İstanbul Bilgi Üniversitesi’nde 2009’da ilk derse girdiğim gün ile 2014’te son güne kadar birçok anlamda değiştim. Haber yazımı, kamera kullanımı, montaj gibi teknik bilgileri bir kenara bırakalım. Bunları Youtube’ta video izleyerek bile öğrenebilirsiniz. Ben BİLGİ’de her şeyin tartışılabilir olduğunu gördüm. Her konuya, ister politik, ister felsefi, her ne olursa olsun yeni bir yorum getirmenin mümkün olabileceğini fark ettim. Bu basit bir beceri olarak algılanabilir. Ancak Türkiye’de o kadar kıymetli ki.
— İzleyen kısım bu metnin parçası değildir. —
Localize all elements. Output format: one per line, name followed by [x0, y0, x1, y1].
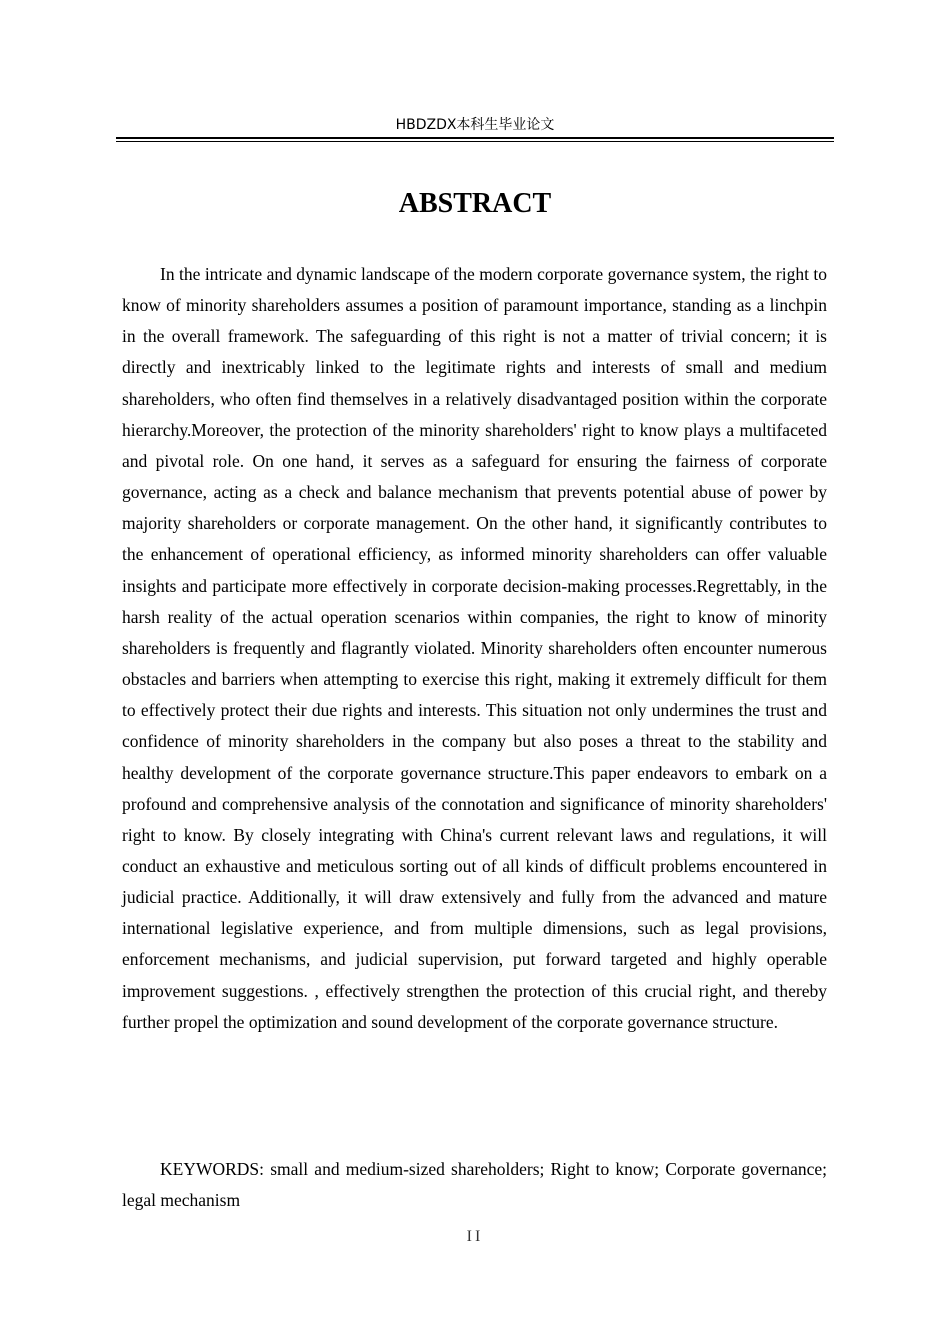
abstract-paragraph: In the intricate and dynamic landscape of the modern corporate governance system, the right to know of minority shareholders assumes a position of paramount importance, standing as a linchpin in the overall framework. The safeguarding of this right is not a matter of trivial concern; it is directly and inextricably linked to the legitimate rights and interests of small and medium shareholders, who often find themselves in a relatively disadvantaged position within the corporate hierarchy.Moreover, the protection of the minority shareholders' right to know plays a multifaceted and pivotal role. On one hand, it serves as a safeguard for ensuring the fairness of corporate governance, acting as a check and balance mechanism that prevents potential abuse of power by majority shareholders or corporate management. On the other hand, it significantly contributes to the enhancement of operational efficiency, as informed minority shareholders can offer valuable insights and participate more effectively in corporate decision-making processes.Regrettably, in the harsh reality of the actual operation scenarios within companies, the right to know of minority shareholders is frequently and flagrantly violated. Minority shareholders often encounter numerous obstacles and barriers when attempting to exercise this right, making it extremely difficult for them to effectively protect their due rights and interests. This situation not only undermines the trust and confidence of minority shareholders in the company but also poses a threat to the stability and healthy development of the corporate governance structure.This paper endeavors to embark on a profound and comprehensive analysis of the connotation and significance of minority shareholders' right to know. By closely integrating with China's current relevant laws and regulations, it will conduct an exhaustive and meticulous sorting out of all kinds of difficult problems encountered in judicial practice. Additionally, it will draw extensively and fully from the advanced and mature international legislative experience, and from multiple dimensions, such as legal provisions, enforcement mechanisms, and judicial supervision, put forward targeted and highly operable improvement suggestions. , effectively strengthen the protection of this crucial right, and thereby further propel the optimization and sound development of the corporate governance structure. [122, 264, 827, 1032]
page-title: ABSTRACT [398, 188, 552, 219]
header-rule-thin [116, 141, 834, 142]
header-rule-thick [116, 137, 834, 139]
keywords-paragraph: KEYWORDS: small and medium-sized shareholders; Right to know; Corporate governance; legal mechanism [122, 1159, 827, 1211]
running-header: HBDZDX本科生毕业论文 [395, 117, 555, 133]
page-number: II [466, 1228, 484, 1245]
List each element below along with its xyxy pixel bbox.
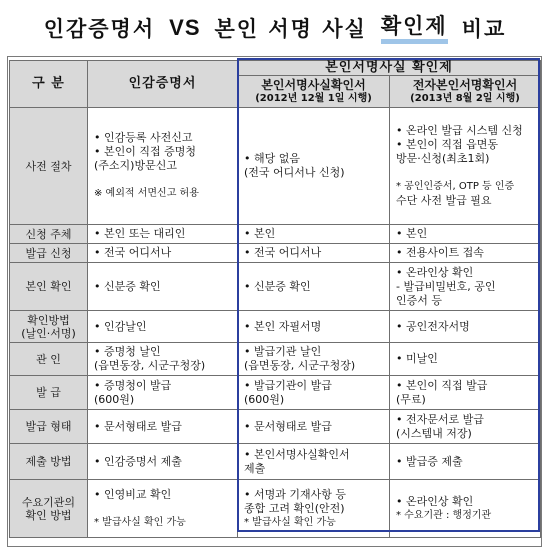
paper-line: • 문서형태로 발급 <box>244 419 332 433</box>
paper-line: (600원) <box>244 392 285 406</box>
electronic-line: • 온라인상 확인 <box>396 494 474 508</box>
seal-line: • 본인이 직접 증명청 <box>94 145 196 158</box>
category-line: 발급 신청 <box>25 246 72 260</box>
cell-category <box>10 343 88 376</box>
cell-seal <box>88 410 238 444</box>
paper-line: 종합 고려 확인(안전) <box>244 501 345 515</box>
category-line: 제출 방법 <box>25 455 72 468</box>
paper-line: • 발급기관 날인 <box>244 345 322 358</box>
title-highlight: 확인제 <box>381 13 448 44</box>
title-part-seal: 인감증명서 <box>43 16 156 41</box>
paper-line: • 본인 자필서명 <box>244 319 322 333</box>
paper-line: (전국 어디서나 신청) <box>244 166 345 179</box>
cell-seal <box>88 480 238 538</box>
electronic-line: • 온라인 발급 시스템 신청 <box>396 124 523 137</box>
paper-line: • 신분증 확인 <box>244 279 311 293</box>
seal-line: • 문서형태로 발급 <box>94 419 182 433</box>
cell-category <box>10 311 88 343</box>
electronic-line: * 수요기관 : 행정기관 <box>396 509 492 521</box>
title-part-signature: 본인 서명 사실 <box>214 16 367 41</box>
paper-line: • 전국 어디서나 <box>244 246 322 259</box>
seal-line <box>94 502 231 516</box>
electronic-line: - 발급비밀번호, 공인 <box>396 279 496 293</box>
paper-line: • 발급기관이 발급 <box>244 378 332 392</box>
electronic-line: • 본인이 직접 발급 <box>396 378 488 392</box>
category-line: 확인 방법 <box>25 508 72 522</box>
seal-line: • 증명청이 발급 <box>94 378 172 392</box>
seal-line: • 증명청 날인 <box>94 345 161 358</box>
paper-line: 제출 <box>244 461 266 475</box>
category-line: 관 인 <box>36 352 61 366</box>
paper-line: • 본인 <box>244 227 276 240</box>
cell-category <box>10 444 88 480</box>
header-seal-certificate: 인감증명서 <box>88 61 238 108</box>
electronic-line: 인증서 등 <box>396 293 443 307</box>
header-category: 구 분 <box>10 61 88 108</box>
seal-line: • 전국 어디서나 <box>94 246 172 259</box>
cell-seal <box>88 444 238 480</box>
header-signature-group: 본인서명사실 확인제 <box>238 61 541 76</box>
header-electronic-title: 전자본인서명확인서 <box>412 78 518 92</box>
electronic-line: • 본인 <box>396 227 428 240</box>
category-line: 사전 절차 <box>25 159 72 173</box>
electronic-line: 방문·신청(최초1회) <box>396 152 490 165</box>
cell-category <box>10 225 88 244</box>
electronic-line: (무료) <box>396 392 426 406</box>
paper-line: (읍면동장, 시군구청장) <box>244 359 356 372</box>
electronic-line: • 온라인상 확인 <box>396 265 474 279</box>
electronic-line: • 미날인 <box>396 352 438 365</box>
paper-line: • 해당 없음 <box>244 152 300 165</box>
page-title <box>0 6 550 50</box>
seal-line: • 인영비교 확인 <box>94 487 172 501</box>
header-paper-date: (2012년 12월 1일 시행) <box>255 93 372 104</box>
cell-category <box>10 480 88 538</box>
title-vs: VS <box>169 15 201 40</box>
header-paper-title: 본인서명사실확인서 <box>261 78 366 92</box>
category-line: 발 급 <box>36 386 61 399</box>
electronic-line: • 전자문서로 발급 <box>396 412 484 426</box>
cell-seal <box>88 263 238 311</box>
cell-category <box>10 410 88 444</box>
electronic-line: • 공인전자서명 <box>396 319 470 333</box>
electronic-line: • 본인이 직접 읍면동 <box>396 138 498 151</box>
seal-line: ※ 예외적 서면신고 허용 <box>94 188 199 199</box>
cell-seal <box>88 343 238 376</box>
signature-group-highlight-box <box>237 58 540 532</box>
seal-line: * 발급사실 확인 가능 <box>94 516 186 528</box>
category-line: (날인·서명) <box>21 326 76 340</box>
electronic-line: (시스템내 저장) <box>396 426 472 440</box>
cell-seal <box>88 108 238 225</box>
paper-line: • 본인서명사실확인서 <box>244 447 350 461</box>
cell-seal <box>88 376 238 410</box>
seal-line: • 본인 또는 대리인 <box>94 227 186 240</box>
title-part-compare: 비교 <box>461 16 507 41</box>
seal-line: • 인감등록 사전신고 <box>94 131 193 144</box>
category-line: 확인방법 <box>27 313 70 327</box>
category-line: 본인 확인 <box>25 280 72 293</box>
seal-line <box>94 173 231 187</box>
paper-line: • 서명과 기재사항 등 <box>244 487 346 501</box>
cell-category <box>10 263 88 311</box>
electronic-line: • 전용사이트 접속 <box>396 246 484 259</box>
cell-seal <box>88 244 238 263</box>
category-line: 수요기관의 <box>21 495 76 509</box>
category-line: 신청 주체 <box>25 227 72 241</box>
seal-line: (주소지)방문신고 <box>94 159 177 172</box>
header-electronic-date: (2013년 8월 2일 시행) <box>410 93 520 104</box>
cell-category <box>10 376 88 410</box>
seal-line: • 인감날인 <box>94 319 147 333</box>
cell-seal <box>88 311 238 343</box>
electronic-line: • 발급증 제출 <box>396 454 463 468</box>
electronic-line: 수단 사전 발급 필요 <box>396 194 492 207</box>
paper-line: * 발급사실 확인 가능 <box>244 516 336 528</box>
cell-seal <box>88 225 238 244</box>
seal-line: • 인감증명서 제출 <box>94 454 182 468</box>
seal-line: • 신분증 확인 <box>94 279 161 293</box>
cell-category <box>10 108 88 225</box>
seal-line: (읍면동장, 시군구청장) <box>94 359 206 372</box>
electronic-line: * 공인인증서, OTP 등 인증 <box>396 181 515 192</box>
category-line: 발급 형태 <box>25 420 72 433</box>
cell-category <box>10 244 88 263</box>
seal-line: (600원) <box>94 392 135 406</box>
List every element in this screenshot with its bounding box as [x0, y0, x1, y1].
Bende bu algının oluşmasında dersini aldığım tüm akademisyenlerin payı var. Ancak iki isim diğer tümünden bir adım daha öne çıkıyor. Itır Erhart ve Gökhan Tan. Lisansta henüz birinci sınıf öğrencisiyken dersine girdiğim Itır Erhart’tan iki önemli iletişim becerisinin nasıl ustaca kullanılabileceğini öğrendim. İlki dinlemek, ikincisi ise diyalog geliştirmek. Gökhan Tan, basit bir dille, en saf şekilde nasıl haber yazılacağını öğrenebileceğiniz nadir bir gazeteci. O bir haberde asla gereksiz laflara katlanmaz. En öz şekilde haberin nasıl kurgulanacağını farklı yöntemlerle öğretir.
Türkiye’de gazeteciliğe hazırlanmak lisansta ne kadar mümkün olabilir? Bu tartışmalı bir soru. Çünkü sektöre girdiğinizde umduğunuz ile bulduğunuz asla birbirini tutmuyor. Fakat ben BİLGİ’den hoşgörüyü, iletişim becerilerini ve değerli hissetmenin ne demek olduğunu öğrendim. İnanın mezuniyetimin üzerinden neredeyse iki yıl geçmiş olmasına rağmen BİLGİ burnumda tütüyor.
BİLGİ Medya, beni dünyaya açan, yeteneklerimi keşfetmemi ve bu yetenekleri doğru yönlere kanalize etmemi sağlayan çok büyük bir aile benim için. Program daha ilk dönemden beni üniversite düzenine alıştırırken aynı zamanda mezun olduktan sonra yaşanan "şimdi ne yapacağım" hissini iş hayatına hazırlayan ve beni şaşırtan dinamikleriyle sürekli yaşattı; güçlendirip zorlarken her geçen gün daha donanımlı bir birey olmamı sağladı.
Dört yıl boyunca çok kıymetli hocalarım oldu. BİLGİ Medya hem teorik eğitim veren, hem de uygulama imkanlarını çok cömertçe sunan bir Fakültenin parçası. Öğrencilerin girişimleriyle kurulan ve Fakülte desteğiyle de güçlenen platformlar benim için önemli alanlar açtı; derslerden sonra okul radyomuz RadyoVesaire'ye gider, teoriyi pratikle birleştirirdim. Hani bilgi çürümeden kullanılmalı derler ya, işte BİLGİ Medya tam olarak bunu sunuyor. Bilgiyi kafanızda bir yerlerde saklamıyor, tam tersine hayatınıza uygulama, deneme, yanılma ve görme şansı kazanıyorsunuz. Üniversite yaşamım boyunca TimeOut İstanbul, Virgin Radio Türkiye ve KONDA Araştırma gibi prestijli işyerlerinin BİLGİ'li olduğumu duyduklarında benimle paylaştıkları heyecanı da görmek benim için ayrıca çok önemliydi.
BİLGİ Medya’dan mezun olduktan sonra İngiltere'de, Warwick Universitesi'nde tam burslu olarak "Yaratıcı Medya ve Girişimcilik" master programını tamamladım. Şu anda Londra'ya doğru yelken açmış durumdayım. Türkiye-İngiltere ilişkilerini konu alan bir gazetede Junior Editor olarak çalışıyorum. BİLGİ Medya'da hayat heyecanlı, coşkulu, olumlu anlamda zorlayıcı ve geliştirici, ve en önemlisi destekleyiciydi.